On 10/08/2014 05:19 AM, Walter Bright wrote:
On 10/7/2014 6:18 PM, Timon Gehr wrote:
 > I can report these if present.

Writing a strongly worded letter to the White Star Line isn't going to
help you when the ship is sinking in the middle of the North Atlantic.
...

Maybe it is going to help the next guy whose ship will not be sinking due to that report.

What will help is minimizing the damage that a detected fault may cause.
You cannot rely on the specification when a fault has been detected.
"This can't be happening!" are likely the last words of more than a few
people.


Sure, I agree.

Just note that if some programmer is checking for overflow after the fact using the following idiom:

int x=y*z;
if(x/y!=z) assert(0);

Then the language can be defined such that e.g.:

0. The overflow will throw on its own.

1. Overflow is undefined, i.e. the optimizer is allowed to remove the check and avoid the detection of the bug.

2. Guaranteed wrap-around behaviour makes the code valid and the bug is detected by the assert.

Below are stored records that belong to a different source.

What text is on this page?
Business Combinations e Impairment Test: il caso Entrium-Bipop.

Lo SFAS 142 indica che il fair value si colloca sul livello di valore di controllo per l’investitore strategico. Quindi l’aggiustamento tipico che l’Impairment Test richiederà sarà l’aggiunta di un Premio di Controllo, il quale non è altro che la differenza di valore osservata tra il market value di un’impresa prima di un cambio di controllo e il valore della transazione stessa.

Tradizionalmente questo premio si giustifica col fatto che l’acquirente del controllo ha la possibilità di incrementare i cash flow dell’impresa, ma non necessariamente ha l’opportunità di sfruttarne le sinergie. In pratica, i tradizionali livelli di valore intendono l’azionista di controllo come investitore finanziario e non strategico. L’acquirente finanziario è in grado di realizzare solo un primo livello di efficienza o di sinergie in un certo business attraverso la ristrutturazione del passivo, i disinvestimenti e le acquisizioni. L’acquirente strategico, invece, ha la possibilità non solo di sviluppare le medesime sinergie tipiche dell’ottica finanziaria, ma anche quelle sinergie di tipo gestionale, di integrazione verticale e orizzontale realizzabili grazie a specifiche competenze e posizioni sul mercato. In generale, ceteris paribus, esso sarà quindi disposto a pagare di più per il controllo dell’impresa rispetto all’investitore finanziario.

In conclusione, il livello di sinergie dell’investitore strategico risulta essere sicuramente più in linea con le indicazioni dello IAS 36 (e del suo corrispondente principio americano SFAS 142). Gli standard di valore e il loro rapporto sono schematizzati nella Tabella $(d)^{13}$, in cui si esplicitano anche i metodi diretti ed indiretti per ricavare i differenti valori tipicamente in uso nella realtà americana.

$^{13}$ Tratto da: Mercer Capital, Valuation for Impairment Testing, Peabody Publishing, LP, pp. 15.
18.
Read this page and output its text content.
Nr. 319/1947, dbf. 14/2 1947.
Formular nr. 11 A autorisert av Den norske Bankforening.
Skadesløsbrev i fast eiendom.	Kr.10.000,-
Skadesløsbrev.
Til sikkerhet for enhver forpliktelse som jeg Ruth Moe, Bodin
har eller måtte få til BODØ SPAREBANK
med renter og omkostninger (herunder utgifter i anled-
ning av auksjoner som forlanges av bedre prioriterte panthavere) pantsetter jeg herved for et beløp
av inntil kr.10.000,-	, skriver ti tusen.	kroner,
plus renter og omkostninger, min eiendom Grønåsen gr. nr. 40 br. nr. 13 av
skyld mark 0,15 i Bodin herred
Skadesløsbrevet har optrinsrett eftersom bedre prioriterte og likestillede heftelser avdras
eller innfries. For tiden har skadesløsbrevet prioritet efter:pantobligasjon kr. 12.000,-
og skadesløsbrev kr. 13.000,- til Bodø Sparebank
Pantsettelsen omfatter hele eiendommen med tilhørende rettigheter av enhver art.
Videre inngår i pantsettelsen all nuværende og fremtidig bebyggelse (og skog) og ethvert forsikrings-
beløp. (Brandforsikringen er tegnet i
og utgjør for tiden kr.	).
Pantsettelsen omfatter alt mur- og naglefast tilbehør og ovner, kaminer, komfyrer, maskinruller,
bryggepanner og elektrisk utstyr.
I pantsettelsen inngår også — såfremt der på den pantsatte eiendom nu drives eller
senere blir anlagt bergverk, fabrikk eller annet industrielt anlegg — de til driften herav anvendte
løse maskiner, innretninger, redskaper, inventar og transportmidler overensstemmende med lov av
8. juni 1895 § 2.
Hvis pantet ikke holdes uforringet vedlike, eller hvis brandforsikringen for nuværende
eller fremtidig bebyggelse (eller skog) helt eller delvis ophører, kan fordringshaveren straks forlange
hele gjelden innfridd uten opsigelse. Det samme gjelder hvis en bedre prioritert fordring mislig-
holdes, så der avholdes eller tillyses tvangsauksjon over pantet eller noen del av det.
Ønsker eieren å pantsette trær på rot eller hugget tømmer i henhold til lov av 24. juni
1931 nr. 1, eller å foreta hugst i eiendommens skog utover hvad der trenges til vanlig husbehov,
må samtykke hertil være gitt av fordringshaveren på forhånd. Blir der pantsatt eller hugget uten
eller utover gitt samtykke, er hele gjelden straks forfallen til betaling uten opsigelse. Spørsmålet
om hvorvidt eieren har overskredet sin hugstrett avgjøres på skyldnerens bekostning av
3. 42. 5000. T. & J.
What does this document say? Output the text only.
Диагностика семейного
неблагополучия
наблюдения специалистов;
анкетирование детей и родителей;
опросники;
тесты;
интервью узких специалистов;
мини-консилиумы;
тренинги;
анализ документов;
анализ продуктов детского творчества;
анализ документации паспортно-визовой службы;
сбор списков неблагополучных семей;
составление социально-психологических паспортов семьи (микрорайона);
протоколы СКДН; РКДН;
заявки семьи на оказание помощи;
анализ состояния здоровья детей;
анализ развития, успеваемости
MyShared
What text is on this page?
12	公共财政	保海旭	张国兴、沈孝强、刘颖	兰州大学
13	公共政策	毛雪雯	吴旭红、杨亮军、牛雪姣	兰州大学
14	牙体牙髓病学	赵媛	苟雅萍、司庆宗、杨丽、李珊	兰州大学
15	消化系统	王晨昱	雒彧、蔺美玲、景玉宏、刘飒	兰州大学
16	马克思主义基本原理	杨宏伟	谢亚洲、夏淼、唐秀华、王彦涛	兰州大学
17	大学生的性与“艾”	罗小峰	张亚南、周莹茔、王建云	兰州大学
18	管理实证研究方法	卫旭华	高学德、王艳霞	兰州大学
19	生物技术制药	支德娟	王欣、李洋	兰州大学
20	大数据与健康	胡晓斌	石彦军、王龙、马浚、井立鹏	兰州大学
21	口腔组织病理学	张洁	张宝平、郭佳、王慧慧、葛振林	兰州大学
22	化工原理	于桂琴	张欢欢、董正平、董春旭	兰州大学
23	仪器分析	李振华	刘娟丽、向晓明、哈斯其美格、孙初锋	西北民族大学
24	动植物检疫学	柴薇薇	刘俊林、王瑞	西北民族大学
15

3. Arbitrary-precision integers.

4. ...

Code is simply less likely to run as intended or else abort if possibility 1 is consciously taken. The language implementation may still be buggy, but if it may even sink your ship when it generated code according to the specification, it likely sinks in more cases. Of course you can say that the programmer is at fault for checking for overflow in the wrong fashion, but this does not matter at the point where your ship is sinking. One may still see this choice as the right trade-off, but it is not the only possibility 'by definition'.